Synchronous vs asynchronous communication: the leakiest abstraction
Synchronous and asynchronous communication are so fundamentally different that if you have to communication async anywhere in the stack, everything above that layer also has to go async
There are two categories of communication in software systems - synchronous and asynchronous. Synchronous communication is two-way - Alice sends a request to Bob, and Alice waits for Bob’s response. Asynchronous communication is one-way - Alice sends a message to Bob, and Bob does not respond (except maybe with an acknowledgment). For Alice to learn what Bob’s doing with her message, they have to communicate again, either by Bob sending Alice a message or Alice synchronously asking what Bob is up to.
“Synchronous” means “happening at the same time” - the request and response happen together. “Asynchronous” is the opposite, not happening together. Synchronous communication protocols include HTTP, FTP, SSH, and TCP. Asynchronous protocols include AMQP (used by message brokers like RabbitMQ), Kafka Protocol, Websockets, HTTP Server-Sent Events, and UDP. Synchronous protocols are used for blocking, two-way communication between a user and a system or between systems. Asynchronous protocols are used to decouple systems in time - a producer of a message continues with their business while a consumer does something with it.

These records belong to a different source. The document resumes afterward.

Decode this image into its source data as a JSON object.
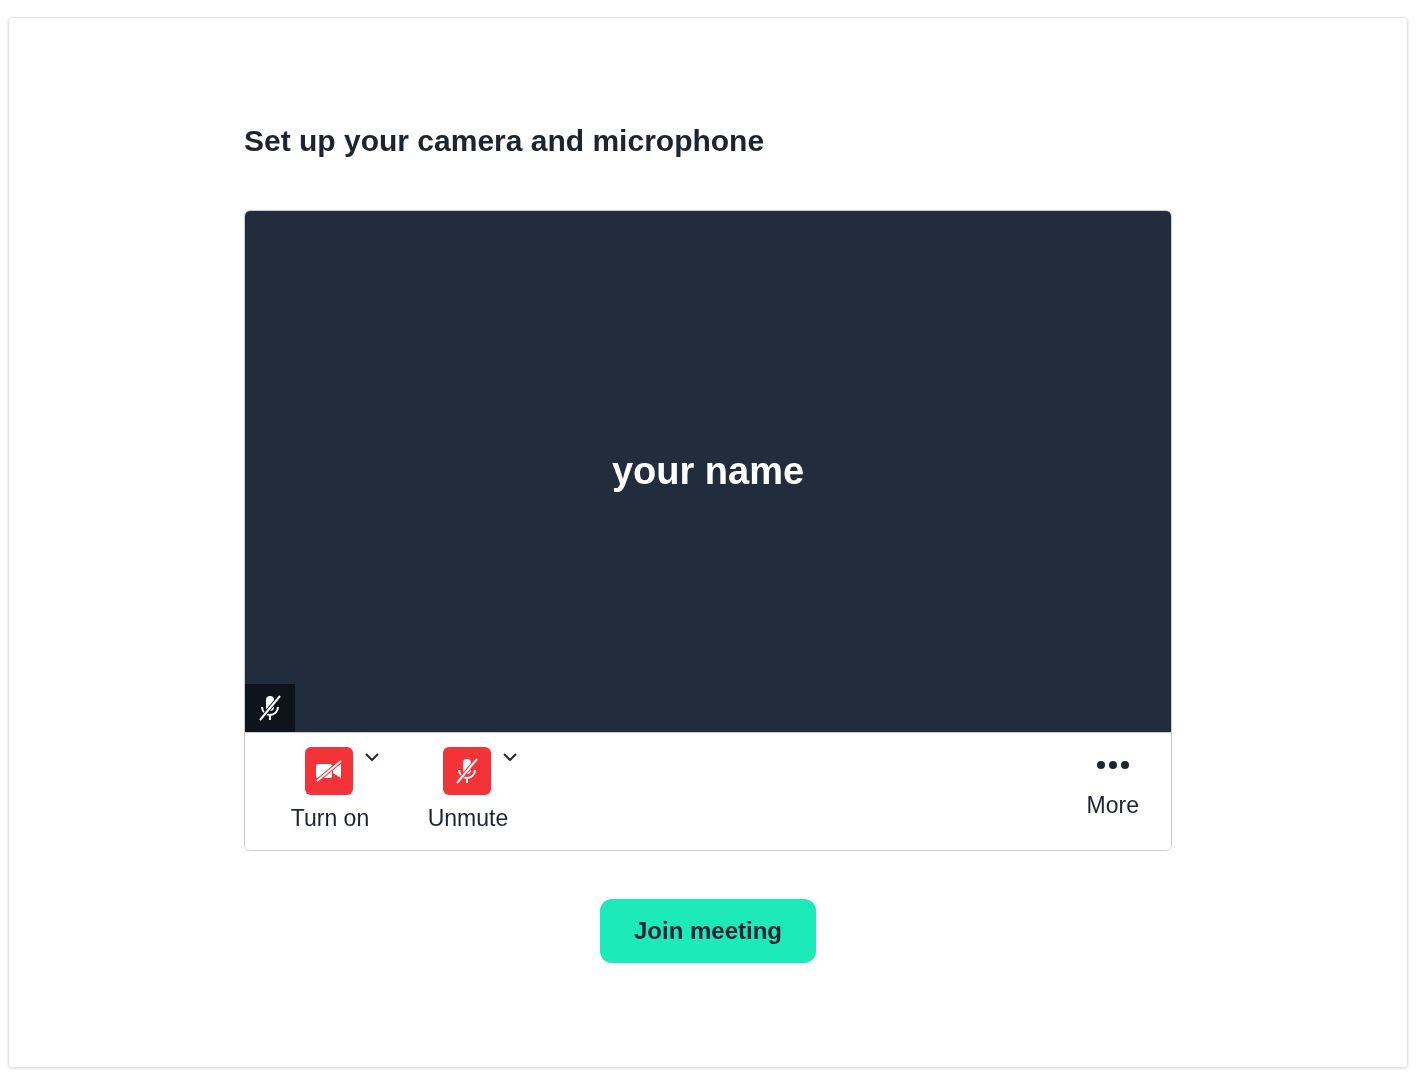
{
  "title": "Set up your camera and microphone",
  "preview": {
    "name": "your name",
    "mic_muted": true
  },
  "controls": [
    {
      "kind": "camera",
      "label": "Turn on",
      "on": false
    },
    {
      "kind": "microphone",
      "label": "Unmute",
      "on": false
    }
  ],
  "more": {
    "label": "More"
  },
  "join_button": "Join meeting"
}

Synchronous communication is a very useful pattern. When a user or system does something, they get feedback on whether or not what they were trying to do was successful. You lose this near immediate feedback with asynchronous communication. You may “request” that something happens, and never hear back about the status.
This seems like a major downside for asynchronous communication, so what’s the upside? By decoupling the producer of a message from its consumers, you allow the consumer a ton of leeway in how they handle the message. One of the most important patterns this unlocks is retrying. Retrying failures is obviously critical to building resiliency into a system. Services go down, and messages that need to get to those services eventually, but not necessarily right away, can be queued for retry. In a synchronous system, all you can do when a call fails is tell the caller to try again. With asynchronous protocols in place you can try again for them. A related pattern is throttling requests to a third party to avoid exceeding a rate limit. These can’t happen synchronously, because you can’t have the user waiting around indefinitely for things that may take minutes or hours (even days). There is very likely a timeout somewhere in your web stack on the order of 1 minute.
This is clearly a pretty significant tradeoff - immediate feedback on the one hand telling the user when something worked or not (pretty useful information), and resiliency on the other hand. It’s also a completely leaky abstraction to use asynchronous communication. Once you are communicating asynchronously in any layer in your stack, everything built on top of that layer that uses that communication has to know that it’s asynchronous. You can’t communicate asynchronously on the backend when the user sends a request, and still give them a response right away, if the response depends on what happens behind the “asynchronous boundary”.
This presents a subtle problem. A backend architect may want systems to communicate asynchronously, say using an Event Driven Architecture. They may have good reasons for this, around resiliency, scale, decoupling, performance, etc. However, if the result of any actions behind this asynchronous boundary need to be communicated to the user, the entire product experience has to change, all the way up to the frontend. Designers have to consider what happens when a request gets accepted but not worked on for hours. There will be many cases where the user isn’t paying attention to your application when a request finally gets processed, so you’ll have to consider introducing asynchronous communication like email to the user. If you’re not careful, a design constraint on backend systems can have quite negative effects on user experience.
So how do you balance resiliency with good UX? The best way I have found is to pay careful attention to this leaky abstraction, and design your system in such a way that the applications users interact with have all the data they need to respond synchronously to requests letting them know whether they are successful. There may still be side effects of user-issued requests that need to happen asynchronously for resiliency, but the user-facing application should know whether to accept or reject a request. If it is accepted, there should not be anything that prevents the system from eventually fulfilling the side effects. There can be temporary failures that resolve themselves, but if an enqueued side effect is failing due to some invariant that has been violated, that’s a system design flaw that needs to be fixed.
For example, let’s say you have a validation constraint that users should have unique usernames, and you need to create an account in multiple services when a user signs up. If a username is accepted as unique but when you go to create it in another service you find that it isn’t unique in that service, that’s a system design flaw. You either have to ensure that the data flows through one service first, so that it has all the data it needs to know whether to accept new user requests, or implement a form of (synchronous) distributed transaction that makes sure the user can be created in all systems when the request comes in. This is a big reason I advocate strongly for single write stores.
We’re accustomed to being able to hide details as software engineers. That’s a big part of the art of software design. Communication protocols are a case where you can’t hide details, and the art has to happen at a higher-order. The entire system has to be designed to weigh tradeoffs between user experience, resiliency, possible data flows, performance, scale, and team collaboration. The fact that this seemingly simple, super low-level distinction mandates completely different system designs and products is a reminder that we are playing by rules we didn’t write and don’t get to change.